Harvard University, Cambridge MA

Investigators

Abstract

According the character displacement hypothesis, similar species that use similar resources and come to live in the same area should evolve differences that allow them to coexist. Otherwise, one species will drive the other species extinct. This research tests for character displacement in the lizard Anolis carolinensis in response to the recent invasion of a closely related species, A. sagrei. The two species compete for food and space, so the researchers expect them to evolve to use different resources now that their geographic ranges overlap. The researchers are using a replicated island experiment to test this hypothesis, comparing habitat use patterns and physical characteristics of A. carolinensis on islands where A. sagrei is present to control islands where A. sagrei is absent.
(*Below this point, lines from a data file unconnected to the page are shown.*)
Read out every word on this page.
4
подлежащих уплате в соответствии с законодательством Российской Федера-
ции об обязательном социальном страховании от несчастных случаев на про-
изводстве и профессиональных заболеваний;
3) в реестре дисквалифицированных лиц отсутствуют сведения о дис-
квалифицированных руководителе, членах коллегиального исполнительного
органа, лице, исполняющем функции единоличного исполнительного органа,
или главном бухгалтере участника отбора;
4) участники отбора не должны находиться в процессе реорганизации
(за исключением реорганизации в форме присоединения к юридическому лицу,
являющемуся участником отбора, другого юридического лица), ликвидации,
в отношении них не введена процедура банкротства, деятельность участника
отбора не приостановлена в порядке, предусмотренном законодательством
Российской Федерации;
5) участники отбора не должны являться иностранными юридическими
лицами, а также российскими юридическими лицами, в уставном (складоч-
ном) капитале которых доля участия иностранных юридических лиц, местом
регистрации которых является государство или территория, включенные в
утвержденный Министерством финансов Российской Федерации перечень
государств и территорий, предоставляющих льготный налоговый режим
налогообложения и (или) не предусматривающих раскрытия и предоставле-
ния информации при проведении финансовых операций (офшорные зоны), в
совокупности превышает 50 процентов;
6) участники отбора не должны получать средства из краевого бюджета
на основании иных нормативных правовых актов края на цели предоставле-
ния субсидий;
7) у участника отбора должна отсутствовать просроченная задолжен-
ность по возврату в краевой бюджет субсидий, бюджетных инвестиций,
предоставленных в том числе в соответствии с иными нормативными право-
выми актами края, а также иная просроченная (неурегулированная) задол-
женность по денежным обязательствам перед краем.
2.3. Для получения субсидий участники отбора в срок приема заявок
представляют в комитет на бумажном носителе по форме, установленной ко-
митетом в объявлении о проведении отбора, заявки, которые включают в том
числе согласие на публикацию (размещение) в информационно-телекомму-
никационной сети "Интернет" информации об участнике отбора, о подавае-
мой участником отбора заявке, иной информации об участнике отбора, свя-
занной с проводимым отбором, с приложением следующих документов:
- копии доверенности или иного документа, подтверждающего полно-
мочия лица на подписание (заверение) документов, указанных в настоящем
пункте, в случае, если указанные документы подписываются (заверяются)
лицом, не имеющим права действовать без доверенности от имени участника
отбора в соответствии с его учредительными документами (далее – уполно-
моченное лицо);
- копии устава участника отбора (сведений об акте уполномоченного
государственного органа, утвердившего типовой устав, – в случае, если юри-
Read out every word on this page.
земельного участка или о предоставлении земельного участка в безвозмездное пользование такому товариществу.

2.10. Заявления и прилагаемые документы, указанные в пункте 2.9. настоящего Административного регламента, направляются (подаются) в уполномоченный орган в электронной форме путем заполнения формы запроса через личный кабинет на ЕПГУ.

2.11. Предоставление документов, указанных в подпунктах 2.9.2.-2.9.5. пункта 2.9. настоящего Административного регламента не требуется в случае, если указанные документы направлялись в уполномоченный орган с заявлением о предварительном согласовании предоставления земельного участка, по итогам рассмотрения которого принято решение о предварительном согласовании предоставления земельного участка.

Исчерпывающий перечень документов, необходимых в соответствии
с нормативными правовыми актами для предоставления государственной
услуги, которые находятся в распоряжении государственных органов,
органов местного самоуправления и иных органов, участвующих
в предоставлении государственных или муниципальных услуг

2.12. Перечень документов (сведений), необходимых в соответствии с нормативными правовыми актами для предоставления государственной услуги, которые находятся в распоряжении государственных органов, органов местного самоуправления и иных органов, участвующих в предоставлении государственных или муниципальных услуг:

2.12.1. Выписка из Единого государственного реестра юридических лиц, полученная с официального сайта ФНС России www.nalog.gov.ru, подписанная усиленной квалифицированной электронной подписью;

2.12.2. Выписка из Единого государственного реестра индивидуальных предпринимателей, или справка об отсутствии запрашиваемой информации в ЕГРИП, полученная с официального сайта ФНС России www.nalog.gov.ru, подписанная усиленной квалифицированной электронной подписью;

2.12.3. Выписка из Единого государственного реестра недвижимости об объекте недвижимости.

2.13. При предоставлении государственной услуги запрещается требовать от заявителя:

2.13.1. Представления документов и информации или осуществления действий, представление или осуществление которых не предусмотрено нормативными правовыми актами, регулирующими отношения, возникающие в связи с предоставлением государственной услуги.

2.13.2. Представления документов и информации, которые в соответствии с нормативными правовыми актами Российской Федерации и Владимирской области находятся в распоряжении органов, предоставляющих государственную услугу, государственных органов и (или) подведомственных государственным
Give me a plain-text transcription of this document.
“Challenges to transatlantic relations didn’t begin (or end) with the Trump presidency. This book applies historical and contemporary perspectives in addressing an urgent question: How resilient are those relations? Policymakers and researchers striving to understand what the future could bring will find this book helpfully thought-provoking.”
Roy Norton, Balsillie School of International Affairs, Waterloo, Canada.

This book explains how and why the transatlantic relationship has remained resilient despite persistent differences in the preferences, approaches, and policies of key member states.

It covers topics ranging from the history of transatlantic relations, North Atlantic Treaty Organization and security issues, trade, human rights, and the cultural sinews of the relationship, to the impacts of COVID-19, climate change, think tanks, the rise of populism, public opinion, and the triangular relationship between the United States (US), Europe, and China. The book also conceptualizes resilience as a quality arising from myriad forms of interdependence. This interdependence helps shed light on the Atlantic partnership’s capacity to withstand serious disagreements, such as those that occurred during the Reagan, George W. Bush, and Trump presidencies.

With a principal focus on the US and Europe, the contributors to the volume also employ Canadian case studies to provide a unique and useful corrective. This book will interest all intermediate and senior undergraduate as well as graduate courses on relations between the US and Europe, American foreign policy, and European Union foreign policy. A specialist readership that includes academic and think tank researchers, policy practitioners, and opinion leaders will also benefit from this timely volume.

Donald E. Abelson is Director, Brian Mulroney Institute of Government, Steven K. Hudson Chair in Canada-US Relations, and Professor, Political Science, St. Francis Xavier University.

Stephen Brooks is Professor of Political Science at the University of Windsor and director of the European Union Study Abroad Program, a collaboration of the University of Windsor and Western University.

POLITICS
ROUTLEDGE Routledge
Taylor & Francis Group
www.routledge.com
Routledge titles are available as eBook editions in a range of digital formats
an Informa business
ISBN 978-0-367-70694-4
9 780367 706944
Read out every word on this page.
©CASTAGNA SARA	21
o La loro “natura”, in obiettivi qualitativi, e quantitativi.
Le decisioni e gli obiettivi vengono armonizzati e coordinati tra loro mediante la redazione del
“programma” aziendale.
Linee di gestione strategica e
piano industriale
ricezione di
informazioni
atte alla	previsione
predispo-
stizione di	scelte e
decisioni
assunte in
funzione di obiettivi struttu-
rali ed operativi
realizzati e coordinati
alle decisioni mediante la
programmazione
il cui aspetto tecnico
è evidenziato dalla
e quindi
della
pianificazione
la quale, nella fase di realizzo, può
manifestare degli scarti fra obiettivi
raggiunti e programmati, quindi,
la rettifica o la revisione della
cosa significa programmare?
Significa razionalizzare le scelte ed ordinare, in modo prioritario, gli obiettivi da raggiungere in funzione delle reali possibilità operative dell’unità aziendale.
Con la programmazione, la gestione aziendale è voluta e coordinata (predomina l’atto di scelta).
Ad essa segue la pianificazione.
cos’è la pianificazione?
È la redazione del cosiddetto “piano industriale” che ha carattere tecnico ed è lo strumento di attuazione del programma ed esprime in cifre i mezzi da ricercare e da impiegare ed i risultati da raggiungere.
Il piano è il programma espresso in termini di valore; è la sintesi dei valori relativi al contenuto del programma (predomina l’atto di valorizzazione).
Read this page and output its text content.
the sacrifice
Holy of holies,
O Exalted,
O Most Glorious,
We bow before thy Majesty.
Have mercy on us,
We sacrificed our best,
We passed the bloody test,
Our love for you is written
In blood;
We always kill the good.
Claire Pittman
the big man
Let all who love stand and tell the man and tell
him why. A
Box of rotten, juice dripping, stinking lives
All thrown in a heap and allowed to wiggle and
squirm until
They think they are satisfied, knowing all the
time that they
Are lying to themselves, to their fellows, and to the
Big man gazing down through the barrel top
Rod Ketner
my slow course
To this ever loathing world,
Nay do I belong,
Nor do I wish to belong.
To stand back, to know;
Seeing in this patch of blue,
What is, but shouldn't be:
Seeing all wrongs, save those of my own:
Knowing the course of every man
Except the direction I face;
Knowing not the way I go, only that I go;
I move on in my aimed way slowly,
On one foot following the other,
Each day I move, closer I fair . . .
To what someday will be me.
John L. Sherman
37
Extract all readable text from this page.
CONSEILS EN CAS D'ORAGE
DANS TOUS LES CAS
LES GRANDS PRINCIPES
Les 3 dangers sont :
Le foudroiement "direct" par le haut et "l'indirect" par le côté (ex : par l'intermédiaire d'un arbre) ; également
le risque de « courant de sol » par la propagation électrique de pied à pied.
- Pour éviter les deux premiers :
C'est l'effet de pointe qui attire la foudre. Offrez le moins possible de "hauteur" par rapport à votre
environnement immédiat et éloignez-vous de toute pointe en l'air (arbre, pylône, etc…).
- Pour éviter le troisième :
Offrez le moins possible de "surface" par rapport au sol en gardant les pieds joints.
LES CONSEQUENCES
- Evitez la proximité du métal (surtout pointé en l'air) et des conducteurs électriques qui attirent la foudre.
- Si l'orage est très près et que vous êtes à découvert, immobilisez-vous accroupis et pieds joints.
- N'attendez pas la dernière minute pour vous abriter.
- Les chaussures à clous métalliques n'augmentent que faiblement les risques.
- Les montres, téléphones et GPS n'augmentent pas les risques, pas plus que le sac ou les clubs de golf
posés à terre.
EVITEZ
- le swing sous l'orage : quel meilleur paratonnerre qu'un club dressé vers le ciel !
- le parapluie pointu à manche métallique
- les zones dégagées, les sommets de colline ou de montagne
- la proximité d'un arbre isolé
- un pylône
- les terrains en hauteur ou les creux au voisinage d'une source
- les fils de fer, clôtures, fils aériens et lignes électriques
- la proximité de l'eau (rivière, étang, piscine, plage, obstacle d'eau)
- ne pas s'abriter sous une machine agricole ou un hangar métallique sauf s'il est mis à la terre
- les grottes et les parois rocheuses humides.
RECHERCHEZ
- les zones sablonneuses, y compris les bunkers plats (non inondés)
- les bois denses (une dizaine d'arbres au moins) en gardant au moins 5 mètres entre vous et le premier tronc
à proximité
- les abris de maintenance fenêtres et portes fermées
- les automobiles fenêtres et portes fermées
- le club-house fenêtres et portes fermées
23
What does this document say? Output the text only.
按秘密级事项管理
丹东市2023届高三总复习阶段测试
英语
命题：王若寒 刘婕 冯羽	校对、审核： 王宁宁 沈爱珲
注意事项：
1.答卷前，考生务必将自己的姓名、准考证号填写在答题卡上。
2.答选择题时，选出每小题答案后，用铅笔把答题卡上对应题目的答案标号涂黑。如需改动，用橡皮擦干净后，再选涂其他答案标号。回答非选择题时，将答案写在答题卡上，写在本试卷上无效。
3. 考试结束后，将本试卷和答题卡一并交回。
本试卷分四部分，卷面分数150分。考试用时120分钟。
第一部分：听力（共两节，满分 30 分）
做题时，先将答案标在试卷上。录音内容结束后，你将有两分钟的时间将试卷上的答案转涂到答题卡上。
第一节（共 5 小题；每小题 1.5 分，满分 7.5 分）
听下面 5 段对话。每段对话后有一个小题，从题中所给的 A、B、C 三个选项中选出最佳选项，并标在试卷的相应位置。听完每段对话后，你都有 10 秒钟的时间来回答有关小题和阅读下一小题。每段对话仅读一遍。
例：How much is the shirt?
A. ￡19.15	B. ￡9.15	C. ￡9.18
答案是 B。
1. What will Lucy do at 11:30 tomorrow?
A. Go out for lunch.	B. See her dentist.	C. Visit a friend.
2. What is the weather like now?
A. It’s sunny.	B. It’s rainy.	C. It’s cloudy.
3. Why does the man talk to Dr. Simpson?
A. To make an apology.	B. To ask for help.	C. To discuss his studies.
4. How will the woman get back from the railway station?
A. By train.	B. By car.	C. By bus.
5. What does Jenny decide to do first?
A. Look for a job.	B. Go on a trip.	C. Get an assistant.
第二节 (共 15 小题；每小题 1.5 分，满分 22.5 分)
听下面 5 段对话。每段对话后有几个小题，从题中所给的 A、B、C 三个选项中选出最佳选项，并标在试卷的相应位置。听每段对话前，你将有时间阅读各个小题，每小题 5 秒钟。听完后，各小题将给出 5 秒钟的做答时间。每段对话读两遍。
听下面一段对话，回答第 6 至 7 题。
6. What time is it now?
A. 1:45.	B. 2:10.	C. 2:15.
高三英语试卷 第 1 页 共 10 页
This research, the first replicated experimental test of the character displacement hypothesis in nature, will serve as a clear example of evolution in action, useful to teach evolutionary principles to the general public and to help dispel the popular notion that evolution by natural selection is a slow process. This research examines the role that small-scale evolutionary processes may play in generating large-scale evolutionary patterns, and the investigators will describe the results in popular scientific articles, public museum exhibits, and high-school science curricula. As a study of rapid evolution in response to environmental change, this research will inform conservation biologists and policy makers who are developing measures to conserve species and ecosystems in the face of an increasing human population, climate change, invasive species, and habitat destruction.